Через три недели Тшинецкий перешел в отделение Каутерса. Перед началом работы нанес новому начальству визит. Открыл ему сам хирург; он был в слишком просторной синей тужурке с серебряными галунами. Стефан извинился и продолжал заранее заготовленную речь, пока они шли через темную переднюю до гостиной, — тут он ошеломленно умолк.

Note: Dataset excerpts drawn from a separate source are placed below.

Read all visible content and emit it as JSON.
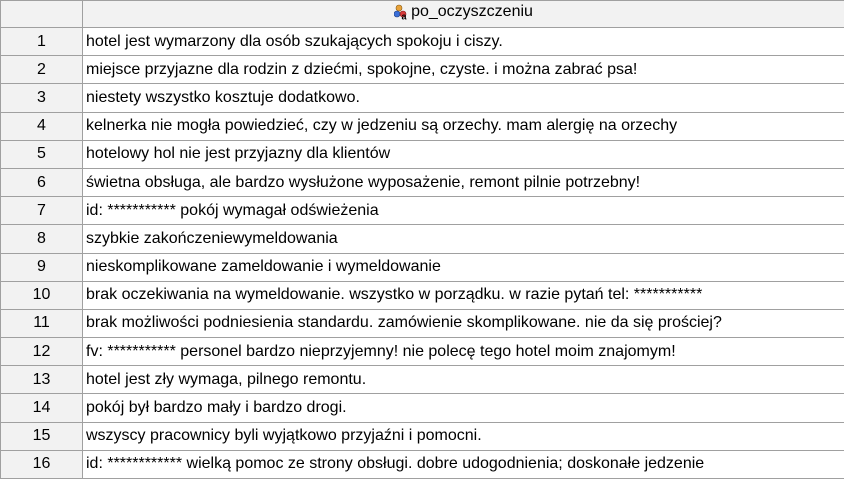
{
  "column": {
    "name": "po_oczyszczeniu",
    "icon": "nominal-variable-icon"
  },
  "rows": [
    {
      "num": "1",
      "text": "hotel jest wymarzony dla osób szukających spokoju i ciszy."
    },
    {
      "num": "2",
      "text": "miejsce przyjazne dla rodzin z dziećmi, spokojne, czyste. i można zabrać psa!"
    },
    {
      "num": "3",
      "text": "niestety wszystko kosztuje dodatkowo."
    },
    {
      "num": "4",
      "text": "kelnerka nie mogła powiedzieć, czy w jedzeniu są orzechy. mam alergię na orzechy"
    },
    {
      "num": "5",
      "text": "hotelowy hol nie jest przyjazny dla klientów"
    },
    {
      "num": "6",
      "text": "świetna obsługa, ale bardzo wysłużone wyposażenie, remont pilnie potrzebny!"
    },
    {
      "num": "7",
      "text": "id: *********** pokój wymagał odświeżenia"
    },
    {
      "num": "8",
      "text": "szybkie zakończeniewymeldowania"
    },
    {
      "num": "9",
      "text": "nieskomplikowane zameldowanie i wymeldowanie"
    },
    {
      "num": "10",
      "text": "brak oczekiwania na wymeldowanie. wszystko w porządku. w razie pytań tel: ***********"
    },
    {
      "num": "11",
      "text": "brak możliwości podniesienia standardu. zamówienie skomplikowane. nie da się prościej?"
    },
    {
      "num": "12",
      "text": "fv: *********** personel bardzo nieprzyjemny! nie polecę tego hotel moim znajomym!"
    },
    {
      "num": "13",
      "text": "hotel jest zły wymaga, pilnego remontu."
    },
    {
      "num": "14",
      "text": "pokój był bardzo mały i bardzo drogi."
    },
    {
      "num": "15",
      "text": "wszyscy pracownicy byli wyjątkowo przyjaźni i pomocni."
    },
    {
      "num": "16",
      "text": "id: ************ wielką pomoc ze strony obsługi. dobre udogodnienia; doskonałe jedzenie"
    }
  ]
}
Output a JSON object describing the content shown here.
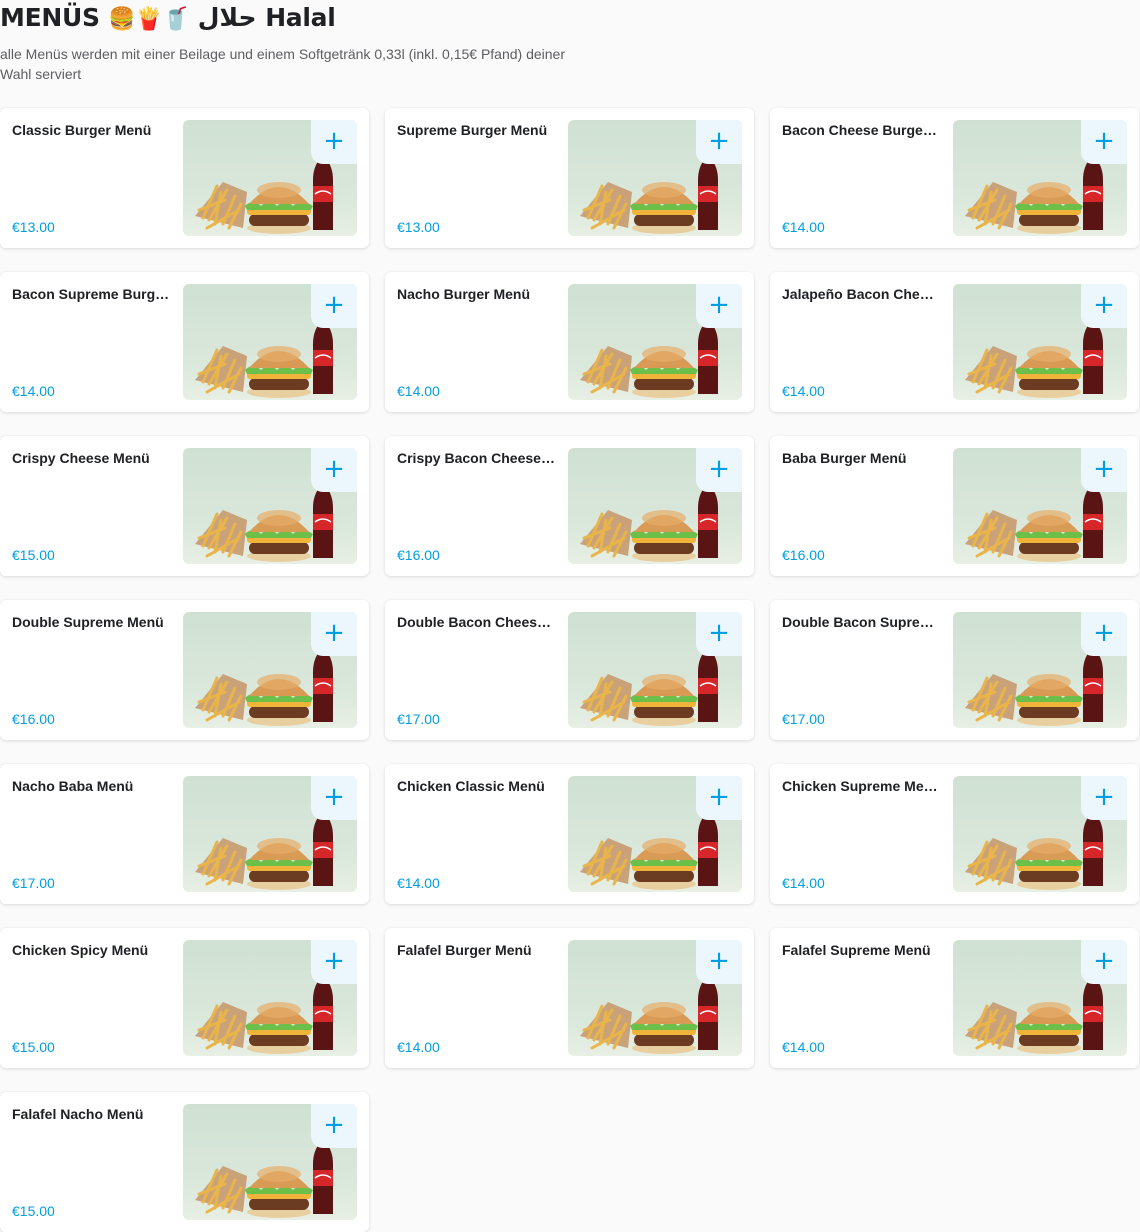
{
  "section": {
    "title": "MENÜS",
    "emoji": "🍔🍟🥤",
    "title_suffix": "حلال Halal",
    "description": "alle Menüs werden mit einer Beilage und einem Softgetränk 0,33l (inkl. 0,15€ Pfand) deiner Wahl serviert"
  },
  "add_label": "+",
  "colors": {
    "accent": "#009de0",
    "add_bg": "#ebf7fd",
    "image_bg": "#d4e5d7"
  },
  "items": [
    {
      "name": "Classic Burger Menü",
      "price": "€13.00"
    },
    {
      "name": "Supreme Burger Menü",
      "price": "€13.00"
    },
    {
      "name": "Bacon Cheese Burger Menü",
      "price": "€14.00"
    },
    {
      "name": "Bacon Supreme Burger Menü",
      "price": "€14.00"
    },
    {
      "name": "Nacho Burger Menü",
      "price": "€14.00"
    },
    {
      "name": "Jalapeño Bacon Cheese Menü",
      "price": "€14.00"
    },
    {
      "name": "Crispy Cheese Menü",
      "price": "€15.00"
    },
    {
      "name": "Crispy Bacon Cheese Menü",
      "price": "€16.00"
    },
    {
      "name": "Baba Burger Menü",
      "price": "€16.00"
    },
    {
      "name": "Double Supreme Menü",
      "price": "€16.00"
    },
    {
      "name": "Double Bacon Cheese Menü",
      "price": "€17.00"
    },
    {
      "name": "Double Bacon Supreme Menü",
      "price": "€17.00"
    },
    {
      "name": "Nacho Baba Menü",
      "price": "€17.00"
    },
    {
      "name": "Chicken Classic Menü",
      "price": "€14.00"
    },
    {
      "name": "Chicken Supreme Menü",
      "price": "€14.00"
    },
    {
      "name": "Chicken Spicy Menü",
      "price": "€15.00"
    },
    {
      "name": "Falafel Burger Menü",
      "price": "€14.00"
    },
    {
      "name": "Falafel Supreme Menü",
      "price": "€14.00"
    },
    {
      "name": "Falafel Nacho Menü",
      "price": "€15.00"
    }
  ]
}
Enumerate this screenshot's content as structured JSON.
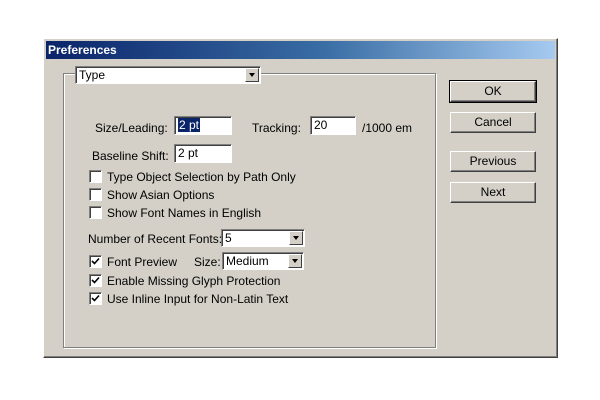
{
  "window": {
    "title": "Preferences"
  },
  "category_select": {
    "value": "Type"
  },
  "size_leading": {
    "label": "Size/Leading:",
    "value": "2 pt"
  },
  "tracking": {
    "label": "Tracking:",
    "value": "20",
    "unit": "/1000 em"
  },
  "baseline_shift": {
    "label": "Baseline Shift:",
    "value": "2 pt"
  },
  "checkboxes": [
    {
      "label": "Type Object Selection by Path Only",
      "checked": false
    },
    {
      "label": "Show Asian Options",
      "checked": false
    },
    {
      "label": "Show Font Names in English",
      "checked": false
    }
  ],
  "recent_fonts": {
    "label": "Number of Recent Fonts:",
    "value": "5"
  },
  "font_preview": {
    "label": "Font Preview",
    "checked": true,
    "size_label": "Size:",
    "size_value": "Medium"
  },
  "checkboxes_bottom": [
    {
      "label": "Enable Missing Glyph Protection",
      "checked": true
    },
    {
      "label": "Use Inline Input for Non-Latin Text",
      "checked": true
    }
  ],
  "buttons": {
    "ok": "OK",
    "cancel": "Cancel",
    "previous": "Previous",
    "next": "Next"
  }
}
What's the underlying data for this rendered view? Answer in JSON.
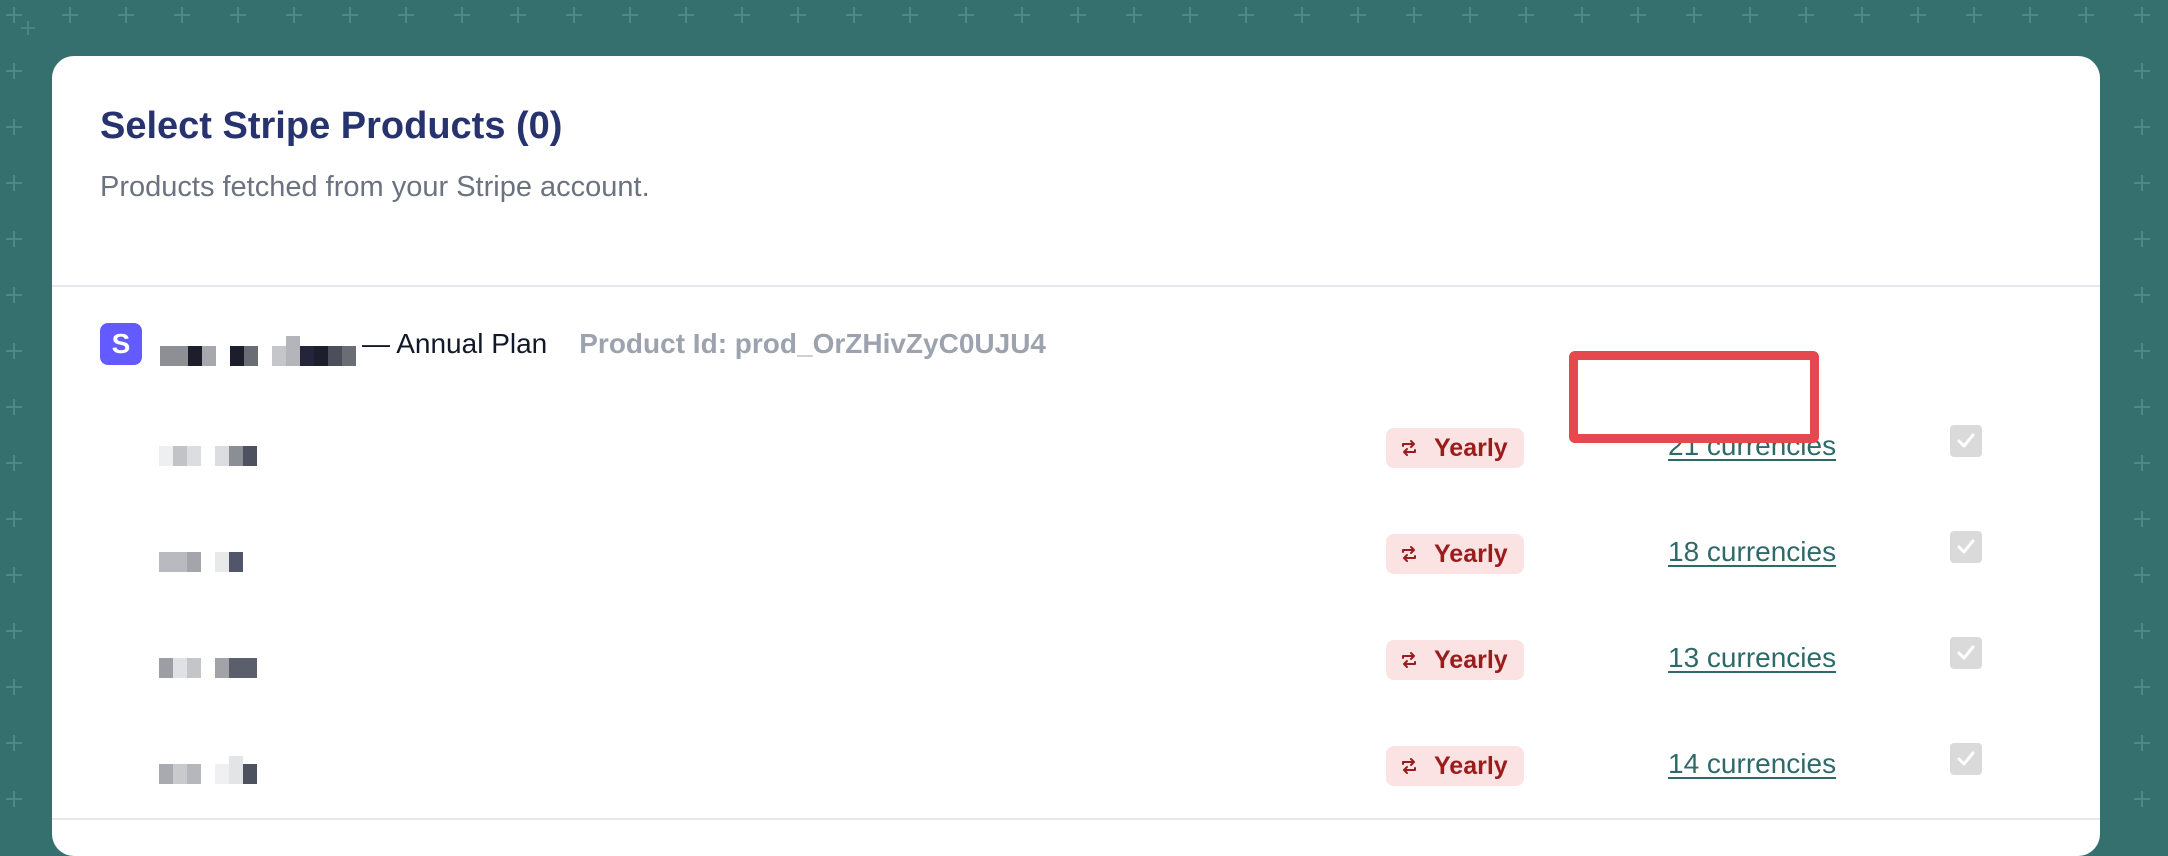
{
  "header": {
    "title": "Select Stripe Products (0)",
    "subtitle": "Products fetched from your Stripe account."
  },
  "product": {
    "logo_letter": "S",
    "name_suffix": "— Annual Plan",
    "product_id": "Product Id: prod_OrZHivZyC0UJU4"
  },
  "prices": [
    {
      "interval": "Yearly",
      "currencies": "21 currencies",
      "checked": true,
      "highlighted": true
    },
    {
      "interval": "Yearly",
      "currencies": "18 currencies",
      "checked": true,
      "highlighted": false
    },
    {
      "interval": "Yearly",
      "currencies": "13 currencies",
      "checked": true,
      "highlighted": false
    },
    {
      "interval": "Yearly",
      "currencies": "14 currencies",
      "checked": true,
      "highlighted": false
    }
  ],
  "icons": {
    "logo": "stripe-logo-icon",
    "badge": "recurring-arrows-icon",
    "checkbox": "checkmark-icon"
  },
  "colors": {
    "background": "#356f6e",
    "title": "#27336e",
    "stripe": "#635bff",
    "badge_bg": "#fbe3e3",
    "badge_text": "#9b1c1c",
    "link": "#2f6a6a",
    "highlight": "#e5484d"
  }
}
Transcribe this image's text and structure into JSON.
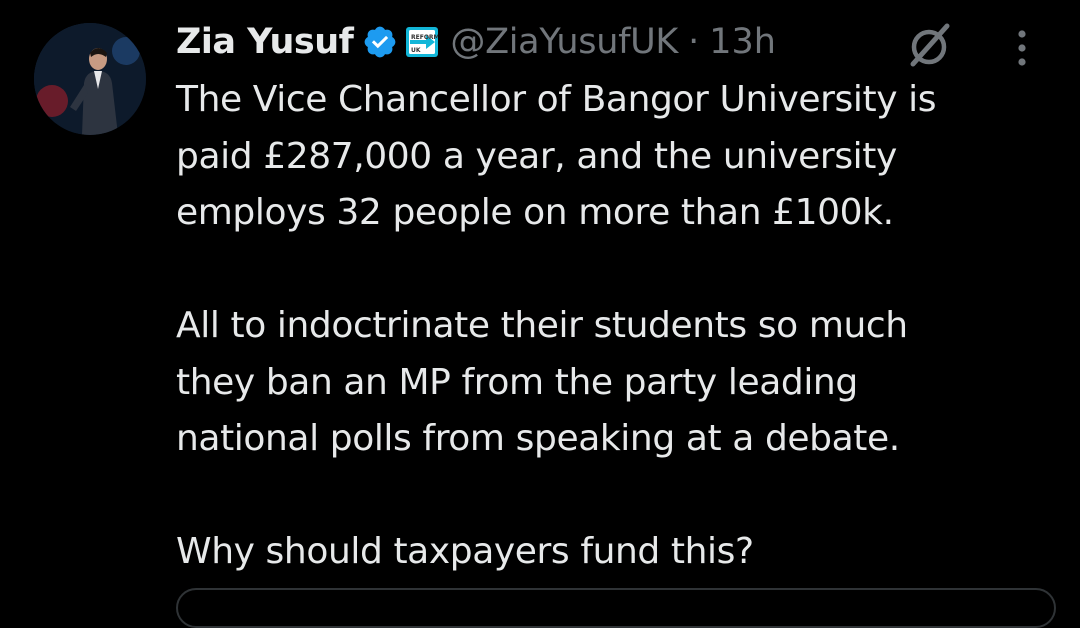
{
  "tweet": {
    "author": {
      "display_name": "Zia Yusuf",
      "verified_icon": "verified-badge-icon",
      "affiliate_icon": "reform-uk-affiliate-icon",
      "affiliate_text": "REFORM UK",
      "handle": "@ZiaYusufUK",
      "separator": "·",
      "time": "13h"
    },
    "actions": {
      "grok_icon": "grok-icon",
      "more_icon": "more-options-icon"
    },
    "paragraphs": [
      [
        "The Vice Chancellor of Bangor University is",
        "paid £287,000 a year, and the university",
        "employs 32 people on more than £100k."
      ],
      [
        "All to indoctrinate their students so much",
        "they ban an MP from the party leading",
        "national polls from speaking at a debate."
      ],
      [
        "Why should taxpayers fund this?"
      ]
    ]
  },
  "colors": {
    "background": "#000000",
    "text_primary": "#e7e9ea",
    "text_secondary": "#71767b",
    "verified_blue": "#1d9bf0",
    "affiliate_cyan": "#12b6d8",
    "border": "#2f3336"
  }
}
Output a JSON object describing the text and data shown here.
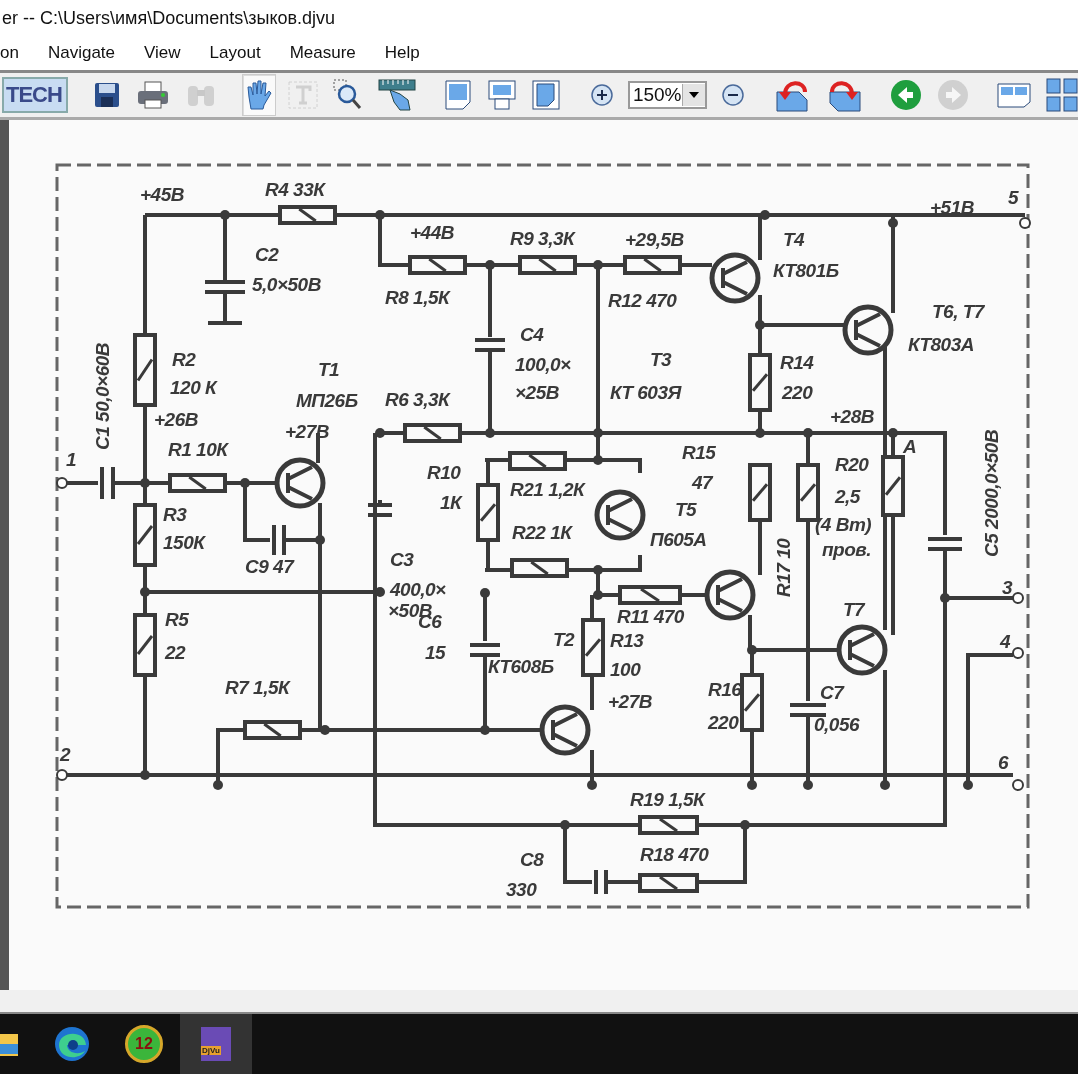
{
  "window": {
    "title": "er -- C:\\Users\\имя\\Documents\\зыков.djvu"
  },
  "menu": [
    "on",
    "Navigate",
    "View",
    "Layout",
    "Measure",
    "Help"
  ],
  "toolbar": [
    {
      "kind": "logo",
      "text": "TECH"
    },
    {
      "kind": "separator"
    },
    {
      "kind": "button",
      "selected": false,
      "disabled": false
    },
    {
      "kind": "button",
      "selected": false,
      "disabled": false
    },
    {
      "kind": "button",
      "selected": false,
      "disabled": true
    },
    {
      "kind": "separator"
    },
    {
      "kind": "button",
      "selected": true,
      "disabled": false
    },
    {
      "kind": "button",
      "selected": false,
      "disabled": true
    },
    {
      "kind": "button",
      "selected": false,
      "disabled": false
    },
    {
      "kind": "button",
      "selected": false,
      "disabled": false
    },
    {
      "kind": "separator"
    },
    {
      "kind": "button",
      "selected": false,
      "disabled": false
    },
    {
      "kind": "button",
      "selected": false,
      "disabled": false
    },
    {
      "kind": "button",
      "selected": false,
      "disabled": false
    },
    {
      "kind": "separator"
    },
    {
      "kind": "button",
      "selected": false,
      "disabled": false
    },
    {
      "kind": "combo",
      "value": "150%"
    },
    {
      "kind": "button",
      "selected": false,
      "disabled": false
    },
    {
      "kind": "separator"
    },
    {
      "kind": "button",
      "selected": false,
      "disabled": false
    },
    {
      "kind": "button",
      "selected": false,
      "disabled": false
    },
    {
      "kind": "separator"
    },
    {
      "kind": "button",
      "selected": false,
      "disabled": false
    },
    {
      "kind": "button",
      "selected": false,
      "disabled": true
    },
    {
      "kind": "separator"
    },
    {
      "kind": "button",
      "selected": false,
      "disabled": false
    },
    {
      "kind": "button",
      "selected": false,
      "disabled": false
    }
  ],
  "schematic": {
    "labels": [
      "+45В",
      "R4 33К",
      "С2",
      "5,0×50В",
      "+44В",
      "R9 3,3К",
      "+29,5В",
      "Т4",
      "КТ801Б",
      "+51В",
      "5",
      "R8 1,5К",
      "R12 470",
      "С4",
      "100,0×",
      "×25В",
      "Т3",
      "КТ 603Я",
      "Т6, Т7",
      "КТ803А",
      "R14",
      "220",
      "R2",
      "120 К",
      "+26В",
      "Т1",
      "МП26Б",
      "+27В",
      "R6 3,3К",
      "+28В",
      "R15",
      "47",
      "R20",
      "2,5",
      "(4 Вт)",
      "пров.",
      "А",
      "R17 10",
      "С5 2000,0×50В",
      "С1 50,0×60В",
      "1",
      "R1 10К",
      "R10",
      "1К",
      "R21 1,2К",
      "R22 1К",
      "Т5",
      "П605А",
      "R3",
      "150К",
      "С9 47",
      "С3",
      "400,0×",
      "×50В",
      "3",
      "С6",
      "R11 470",
      "15",
      "Т2",
      "КТ608Б",
      "R13",
      "100",
      "+27В",
      "R5",
      "22",
      "Т7",
      "4",
      "R16",
      "220",
      "С7",
      "0,056",
      "R7 1,5К",
      "2",
      "6",
      "R19 1,5К",
      "С8",
      "330",
      "R18 470"
    ]
  },
  "taskbar": [
    {
      "selected": false
    },
    {
      "selected": false
    },
    {
      "selected": false,
      "badge": "12"
    },
    {
      "selected": true,
      "badge": "DjVu"
    }
  ]
}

Первое впечатление — цвет: бронза с чернью и пульсирующими прожилками фиолетового. С потолка свешивались похожие на четки гирлянды из бледно окрашенной чешуи, пол застилал черно-апельсиновый арабский ковер — выцветшие гондолы? языки пламени? саламандры? Стен не видно было за гравюрами, картинами в черных рамах, за узкими, как придорожные часовенки, шкафчиками с радужно переливающимися стеклами дверок, на ножках из рогов буйвола. Из ближайшей стены, как клинок из ножен, высовывалась, скаля желтые зубы, пасть крокодила: ни дать ни взять — одеревеневшее хищное растение. Стол очень низкий, покрытый девятиугольником отшлифованного стекла, под стеклом — море янтарных и коричневых фантастических, ни на что не похожих цветов. По обе стороны дверей — шкафы, хаотично забитые книгами: фолианты в кожаных переплетах, замшелые от старости издания с золотым обрезом. Огромные атланты-альбомы с серыми, пунцовыми и пестрыми корешками выглядывали из-за безделушек, занимавших передние края полок.